Now that the connection is open and established, we can inspect the TLS handshake.

TLS Handshake

TLS Handshake from Packet Capture
TLS Handshake from Packet Capture

In the above, right below the 3 way handshake we can see a TLS “Client Hello”. This is similar to the 3 way handshake except for TLS. The client, in this case “curl” is trying to negotiate compatible methods of communication.

TLS Client Hello
TLS Client Hello

We cannot actually see the packets captured but we can see metadata about the TLS connection. The higlighted areas above may be confusing. Why is it announcing two different TLS versions. At the record level it is announcing TLS 1.0. This is the lowest version the client is indicating it supports. At the client hello envelope it is announcing TLS 1.2 which is the highest it supports. This tells the server anywhere between TLS 1.0 and 1.2.
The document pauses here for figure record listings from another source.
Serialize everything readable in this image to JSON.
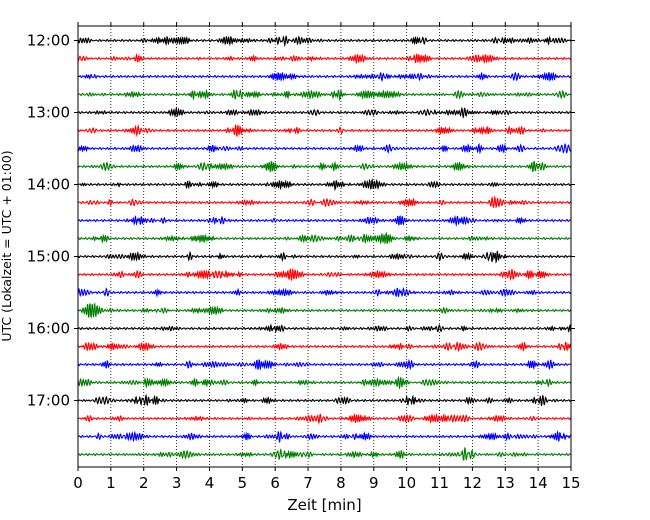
{
  "chart_data": {
    "type": "line",
    "xlabel": "Zeit  [min]",
    "ylabel": "UTC (Lokalzeit = UTC + 01:00)",
    "xlim": [
      0,
      15
    ],
    "x_ticks": [
      "0",
      "1",
      "2",
      "3",
      "4",
      "5",
      "6",
      "7",
      "8",
      "9",
      "10",
      "11",
      "12",
      "13",
      "14",
      "15"
    ],
    "y_tick_labels": [
      "12:00",
      "13:00",
      "14:00",
      "15:00",
      "16:00",
      "17:00"
    ],
    "trace_interval_minutes": 15,
    "trace_start": "12:00",
    "trace_count": 24,
    "trace_colors": [
      "#000000",
      "#ff0000",
      "#0000ff",
      "#007f00"
    ],
    "grid": "vertical dotted lines at each minute"
  }
}
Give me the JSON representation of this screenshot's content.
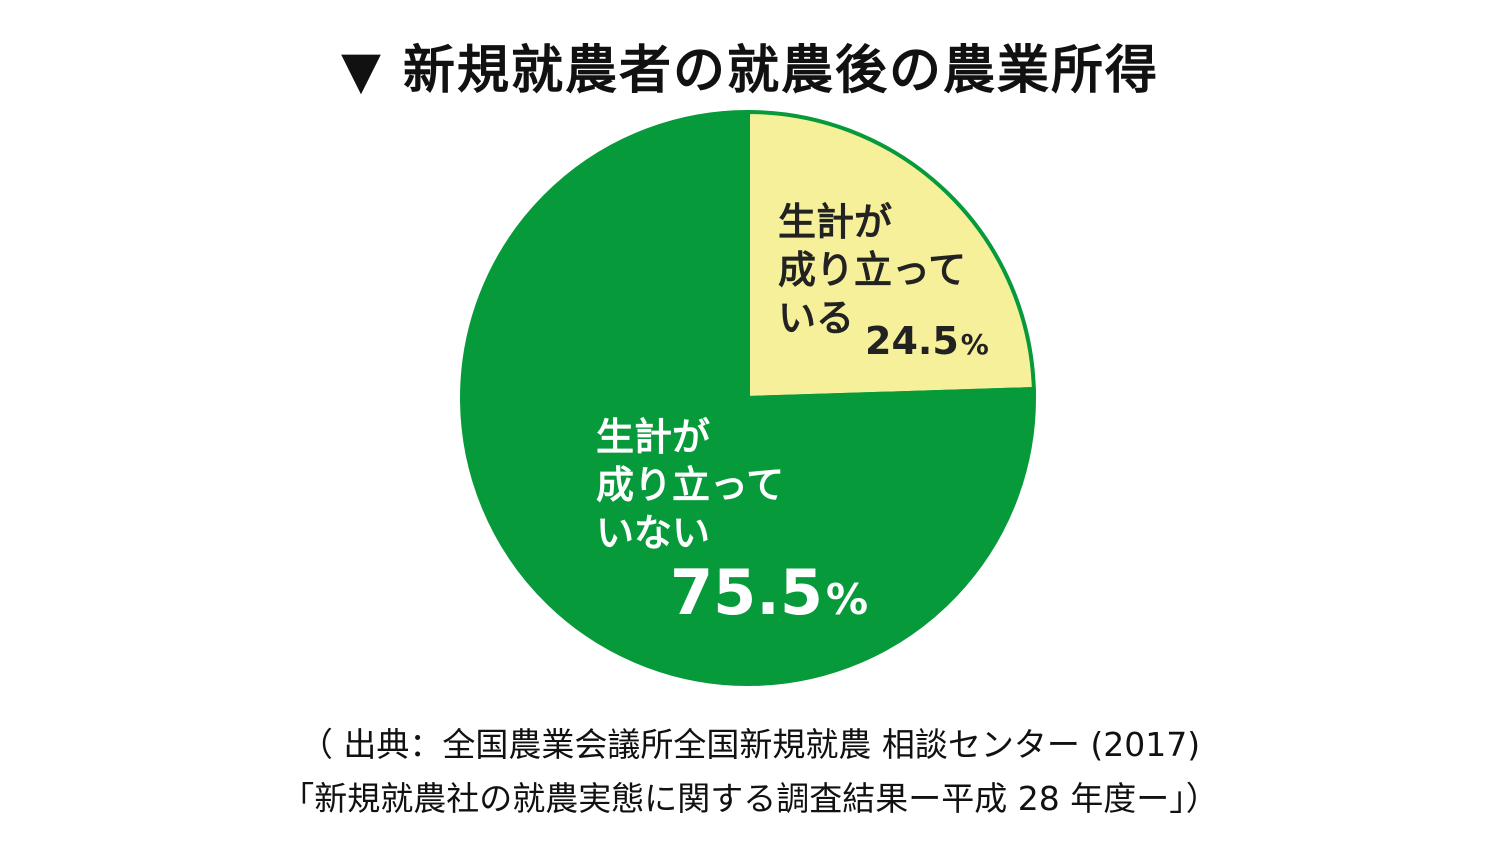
{
  "title": "▼ 新規就農者の就農後の農業所得",
  "chart_data": {
    "type": "pie",
    "start_angle_deg": 0,
    "direction": "clockwise",
    "slices": [
      {
        "label_lines": [
          "生計が",
          "成り立って",
          "いる"
        ],
        "value": 24.5,
        "value_label": "24.5",
        "unit": "%",
        "color": "#f7f09b",
        "text_color": "#222222"
      },
      {
        "label_lines": [
          "生計が",
          "成り立って",
          "いない"
        ],
        "value": 75.5,
        "value_label": "75.5",
        "unit": "%",
        "color": "#069a3a",
        "text_color": "#ffffff"
      }
    ]
  },
  "source": {
    "line1": "（ 出典：全国農業会議所全国新規就農 相談センター (2017)",
    "line2": "「新規就農社の就農実態に関する調査結果ー平成 28 年度ー」）"
  }
}
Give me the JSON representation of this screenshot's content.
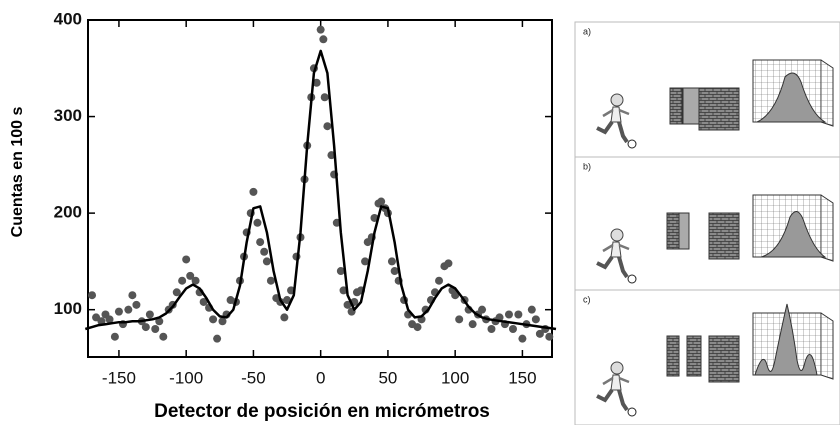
{
  "chart_data": {
    "type": "scatter",
    "xlabel": "Detector de posición en micrómetros",
    "ylabel": "Cuentas en 100 s",
    "xlim": [
      -173,
      172
    ],
    "ylim": [
      51,
      400
    ],
    "xticks": [
      -150,
      -100,
      -50,
      0,
      50,
      100,
      150
    ],
    "yticks": [
      100,
      200,
      300,
      400
    ],
    "grid": false,
    "scatter": {
      "color": "#555555",
      "x": [
        -170,
        -167,
        -163,
        -160,
        -157,
        -153,
        -150,
        -147,
        -143,
        -140,
        -137,
        -133,
        -130,
        -127,
        -123,
        -120,
        -117,
        -113,
        -110,
        -107,
        -103,
        -100,
        -97,
        -93,
        -90,
        -87,
        -83,
        -80,
        -77,
        -73,
        -70,
        -67,
        -63,
        -60,
        -57,
        -55,
        -52,
        -50,
        -47,
        -45,
        -42,
        -40,
        -37,
        -33,
        -30,
        -27,
        -25,
        -22,
        -18,
        -15,
        -12,
        -10,
        -7,
        -5,
        -3,
        0,
        2,
        3,
        5,
        8,
        10,
        12,
        15,
        17,
        20,
        23,
        25,
        27,
        30,
        33,
        35,
        38,
        40,
        43,
        45,
        48,
        50,
        53,
        55,
        58,
        62,
        65,
        68,
        72,
        75,
        78,
        82,
        85,
        88,
        92,
        95,
        98,
        100,
        103,
        107,
        110,
        113,
        117,
        120,
        123,
        127,
        130,
        133,
        137,
        140,
        143,
        147,
        150,
        153,
        157,
        160,
        163,
        167,
        170
      ],
      "y": [
        115,
        92,
        88,
        95,
        90,
        72,
        98,
        85,
        100,
        115,
        105,
        88,
        82,
        95,
        80,
        88,
        72,
        100,
        105,
        118,
        130,
        152,
        135,
        130,
        118,
        108,
        102,
        90,
        70,
        88,
        95,
        110,
        108,
        130,
        155,
        180,
        200,
        222,
        190,
        170,
        160,
        150,
        130,
        112,
        108,
        92,
        110,
        120,
        155,
        175,
        235,
        270,
        320,
        350,
        335,
        390,
        380,
        320,
        290,
        260,
        240,
        190,
        140,
        120,
        105,
        98,
        108,
        118,
        120,
        150,
        170,
        175,
        195,
        210,
        212,
        205,
        200,
        150,
        140,
        130,
        110,
        95,
        85,
        82,
        90,
        100,
        110,
        118,
        130,
        145,
        148,
        120,
        115,
        90,
        110,
        100,
        85,
        95,
        100,
        90,
        80,
        88,
        92,
        85,
        95,
        80,
        95,
        70,
        85,
        100,
        90,
        75,
        80,
        72
      ]
    },
    "fit": {
      "color": "#000000",
      "x": [
        -175,
        -170,
        -165,
        -160,
        -155,
        -150,
        -145,
        -140,
        -135,
        -130,
        -125,
        -120,
        -115,
        -110,
        -105,
        -100,
        -95,
        -90,
        -85,
        -80,
        -75,
        -70,
        -65,
        -60,
        -55,
        -50,
        -45,
        -40,
        -35,
        -30,
        -25,
        -20,
        -15,
        -10,
        -5,
        0,
        5,
        10,
        15,
        20,
        25,
        30,
        35,
        40,
        45,
        50,
        55,
        60,
        65,
        70,
        75,
        80,
        85,
        90,
        95,
        100,
        105,
        110,
        115,
        120,
        125,
        130,
        135,
        140,
        145,
        150,
        155,
        160,
        165,
        170,
        175
      ],
      "y": [
        80,
        82,
        84,
        85,
        86,
        87,
        87,
        88,
        88,
        89,
        90,
        92,
        96,
        103,
        113,
        122,
        126,
        122,
        112,
        100,
        93,
        92,
        100,
        125,
        170,
        205,
        207,
        180,
        140,
        110,
        100,
        115,
        180,
        270,
        345,
        368,
        345,
        270,
        180,
        115,
        100,
        108,
        140,
        180,
        207,
        205,
        170,
        125,
        100,
        92,
        93,
        100,
        112,
        122,
        126,
        122,
        113,
        103,
        96,
        92,
        90,
        89,
        88,
        87,
        86,
        85,
        84,
        83,
        82,
        81,
        80
      ]
    }
  },
  "diagram": {
    "panels": [
      {
        "label": "a)"
      },
      {
        "label": "b)"
      },
      {
        "label": "c)"
      }
    ]
  }
}
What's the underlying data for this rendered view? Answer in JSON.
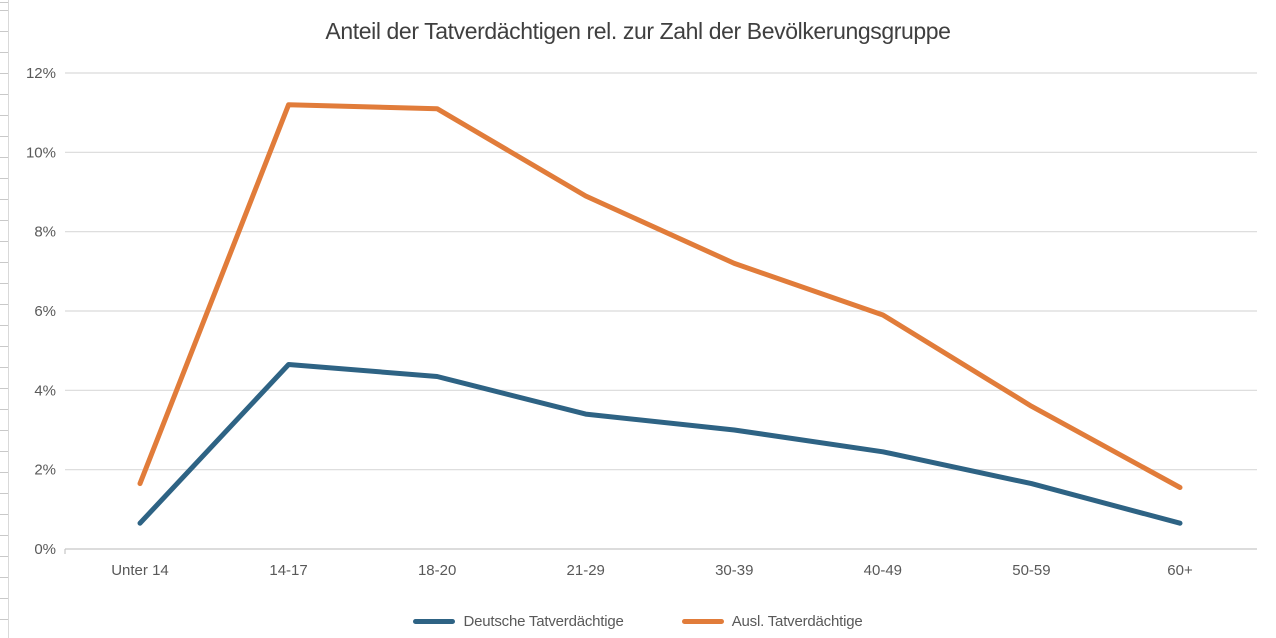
{
  "chart_data": {
    "type": "line",
    "title": "Anteil der Tatverdächtigen rel. zur Zahl der Bevölkerungsgruppe",
    "categories": [
      "Unter 14",
      "14-17",
      "18-20",
      "21-29",
      "30-39",
      "40-49",
      "50-59",
      "60+"
    ],
    "series": [
      {
        "name": "Deutsche Tatverdächtige",
        "color": "#2E6384",
        "values": [
          0.65,
          4.65,
          4.35,
          3.4,
          3.0,
          2.45,
          1.65,
          0.65
        ]
      },
      {
        "name": "Ausl. Tatverdächtige",
        "color": "#E17C3A",
        "values": [
          1.65,
          11.2,
          11.1,
          8.9,
          7.2,
          5.9,
          3.6,
          1.55
        ]
      }
    ],
    "xlabel": "",
    "ylabel": "",
    "ylim": [
      0,
      12
    ],
    "y_tick_interval": 2,
    "y_tick_labels": [
      "0%",
      "2%",
      "4%",
      "6%",
      "8%",
      "10%",
      "12%"
    ],
    "grid": true,
    "legend_position": "bottom"
  },
  "colors": {
    "gridline": "#D9D9D9",
    "axis_line": "#C6C6C6",
    "title_text": "#3F3F3F",
    "tick_text": "#595959"
  }
}
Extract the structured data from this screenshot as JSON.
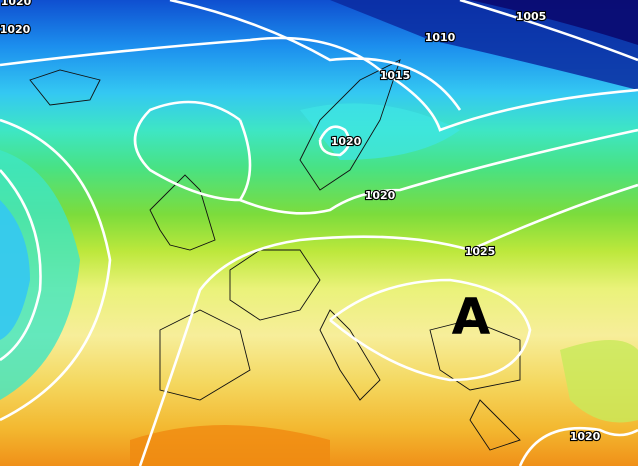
{
  "isobar_labels": [
    "1020",
    "1020",
    "1005",
    "1010",
    "1015",
    "1020",
    "1020",
    "1025",
    "1020"
  ],
  "pressure_center": "A"
}
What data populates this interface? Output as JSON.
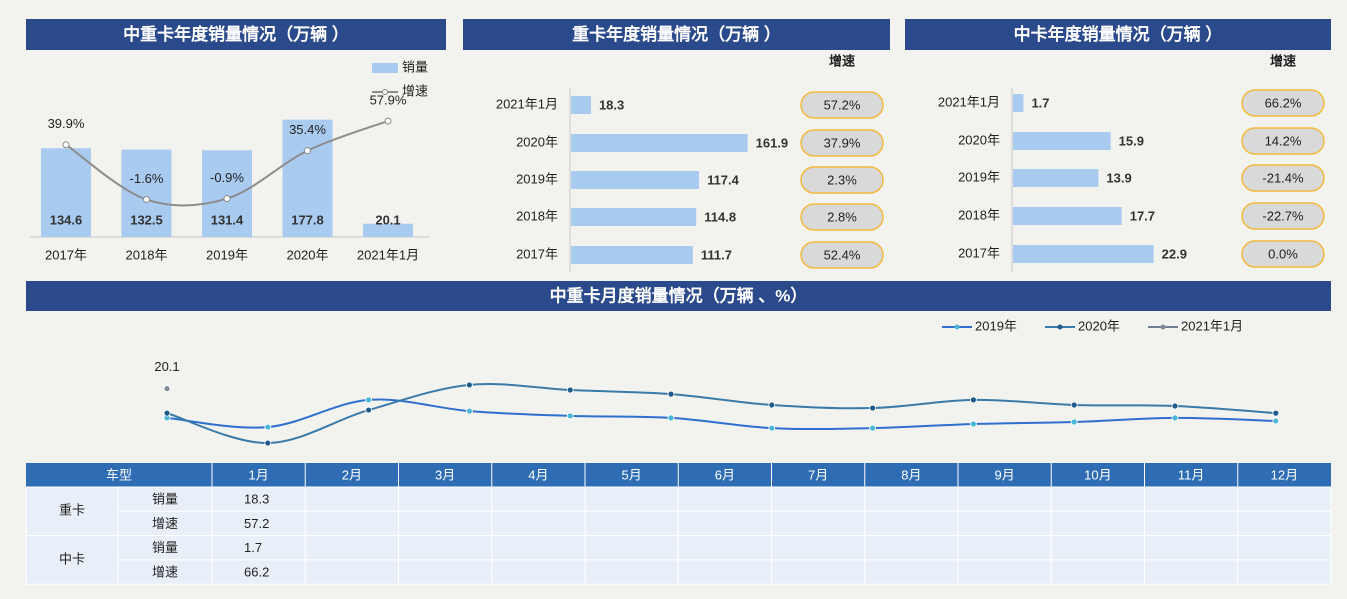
{
  "chart_data": [
    {
      "type": "combo",
      "title": "中重卡年度销量情况（万辆 ）",
      "categories": [
        "2017年",
        "2018年",
        "2019年",
        "2020年",
        "2021年1月"
      ],
      "series": [
        {
          "name": "销量",
          "type": "bar",
          "color": "#a9cbf0",
          "values": [
            134.6,
            132.5,
            131.4,
            177.8,
            20.1
          ]
        },
        {
          "name": "增速",
          "type": "line",
          "axis": "y2",
          "color": "#8c8c8c",
          "values": [
            39.9,
            -1.6,
            -0.9,
            35.4,
            57.9
          ],
          "value_labels": [
            "39.9%",
            "-1.6%",
            "-0.9%",
            "35.4%",
            "57.9%"
          ]
        }
      ],
      "ylim": [
        0,
        200
      ],
      "y2lim": [
        -30,
        70
      ],
      "legend": "top-right"
    },
    {
      "type": "hbar",
      "title": "重卡年度销量情况（万辆 ）",
      "categories": [
        "2021年1月",
        "2020年",
        "2019年",
        "2018年",
        "2017年"
      ],
      "values": [
        18.3,
        161.9,
        117.4,
        114.8,
        111.7
      ],
      "color": "#a9cbf0",
      "xlim": [
        0,
        165
      ],
      "growth_title": "增速",
      "growth": [
        57.2,
        37.9,
        2.3,
        2.8,
        52.4
      ],
      "growth_labels": [
        "57.2%",
        "37.9%",
        "2.3%",
        "2.8%",
        "52.4%"
      ],
      "negative_color": "#e02020"
    },
    {
      "type": "hbar",
      "title": "中卡年度销量情况（万辆 ）",
      "categories": [
        "2021年1月",
        "2020年",
        "2019年",
        "2018年",
        "2017年"
      ],
      "values": [
        1.7,
        15.9,
        13.9,
        17.7,
        22.9
      ],
      "color": "#a9cbf0",
      "xlim": [
        0,
        28
      ],
      "growth_title": "增速",
      "growth": [
        66.2,
        14.2,
        -21.4,
        -22.7,
        0.0
      ],
      "growth_labels": [
        "66.2%",
        "14.2%",
        "-21.4%",
        "-22.7%",
        "0.0%"
      ],
      "negative_color": "#e02020"
    },
    {
      "type": "line",
      "title": "中重卡月度销量情况（万辆 、%）",
      "categories": [
        "1月",
        "2月",
        "3月",
        "4月",
        "5月",
        "6月",
        "7月",
        "8月",
        "9月",
        "10月",
        "11月",
        "12月"
      ],
      "series": [
        {
          "name": "2019年",
          "color": "#2f6fcf",
          "marker": "#4bb6d6",
          "values": [
            11.5,
            8.8,
            16.8,
            13.5,
            12.1,
            11.5,
            8.5,
            8.5,
            9.7,
            10.3,
            11.5,
            10.6
          ]
        },
        {
          "name": "2020年",
          "color": "#3a7aa8",
          "marker": "#1f5a8a",
          "values": [
            12.9,
            4.1,
            13.8,
            21.2,
            19.7,
            18.5,
            15.3,
            14.4,
            16.8,
            15.3,
            15.0,
            12.9
          ]
        },
        {
          "name": "2021年1月",
          "color": "#6f7f8f",
          "marker": "#7f8c99",
          "values": [
            20.1,
            null,
            null,
            null,
            null,
            null,
            null,
            null,
            null,
            null,
            null,
            null
          ],
          "labeled": true
        }
      ],
      "ylim": [
        0,
        35
      ],
      "legend": "top-right"
    }
  ],
  "table": {
    "header": "车型",
    "groups": [
      {
        "name": "重卡",
        "rows": [
          {
            "label": "销量",
            "values": [
              18.3
            ]
          },
          {
            "label": "增速",
            "values": [
              57.2
            ]
          }
        ]
      },
      {
        "name": "中卡",
        "rows": [
          {
            "label": "销量",
            "values": [
              1.7
            ]
          },
          {
            "label": "增速",
            "values": [
              66.2
            ]
          }
        ]
      }
    ]
  }
}
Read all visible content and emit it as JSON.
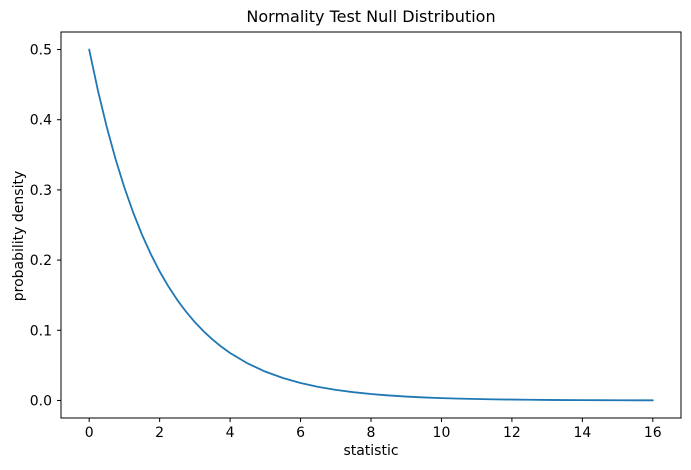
{
  "figure": {
    "background_color": "#ffffff"
  },
  "chart_data": {
    "type": "line",
    "title": "Normality Test Null Distribution",
    "xlabel": "statistic",
    "ylabel": "probability density",
    "line_color": "#1f77b4",
    "axis_color": "#000000",
    "grid": false,
    "legend_position": "none",
    "xlim": [
      -0.8,
      16.8
    ],
    "ylim": [
      -0.025,
      0.525
    ],
    "x_tick_labels": [
      "0",
      "2",
      "4",
      "6",
      "8",
      "10",
      "12",
      "14",
      "16"
    ],
    "y_tick_labels": [
      "0.0",
      "0.1",
      "0.2",
      "0.3",
      "0.4",
      "0.5"
    ],
    "x": [
      0,
      0.25,
      0.5,
      0.75,
      1,
      1.25,
      1.5,
      1.75,
      2,
      2.25,
      2.5,
      2.75,
      3,
      3.25,
      3.5,
      3.75,
      4,
      4.5,
      5,
      5.5,
      6,
      6.5,
      7,
      7.5,
      8,
      8.5,
      9,
      9.5,
      10,
      10.5,
      11,
      11.5,
      12,
      12.5,
      13,
      13.5,
      14,
      14.5,
      15,
      15.5,
      16
    ],
    "y": [
      0.5,
      0.44125,
      0.3894,
      0.34364,
      0.30327,
      0.26763,
      0.23618,
      0.20843,
      0.18394,
      0.16233,
      0.14325,
      0.12642,
      0.11157,
      0.09846,
      0.08689,
      0.07668,
      0.06767,
      0.0527,
      0.04104,
      0.03196,
      0.02489,
      0.01939,
      0.0151,
      0.01176,
      0.00916,
      0.00713,
      0.00555,
      0.00433,
      0.00337,
      0.00262,
      0.00204,
      0.00159,
      0.00124,
      0.00097,
      0.00075,
      0.00059,
      0.00046,
      0.00036,
      0.00028,
      0.00022,
      0.00017
    ]
  }
}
Looking at the screenshot you can see other proposed settings that client is recommending/offering. The other main one are the cipher suites. What encryption methods does the client support.

The client is much like a catcher in baseball. It proposes the pitches or connection parameters. The server or pitcher just says yes or no.

TLS Server Hello

Here we can see the TLS 1.2 protocol was selected and a singular cipher suite. Many times the Server Hello is where it fails if the server requires a TLS version the client does not support or a cipher suite the client does not support. On this blog we have it set to require tls 1.2 or higher.

Forcing to Fail TLS Handshake

I will instruct curl to connect with TLS 1.0 as the max

% curl --tls-max 1.0 https://blog.woohoosvcs.com       
curl: (35) error:1400442E:SSL routines:CONNECT_CR_SRVR_HELLO:tlsv1 alert protocol version

As you can see, the client complains but what does the capture look like?

TLS Handshake error - Fatal - Protocol Version
TLS Handshake error – Fatal – Protocol Version

In the capture above you can see the client hello. It specifies a max of TLS 1.0. In the 3rd packet you can see the server responding with an Alert instead of Server Hello and the 4th packet the server is actually closing the connection due to the protocol negotiation issue.

Final Words

In this article we learned how to run Wireshark and capture packets. From there we learned how to investigate the TCP 3-way handshake and a TLS negotiation. In real world scenarios, this will at least help you weed out these two types of issues.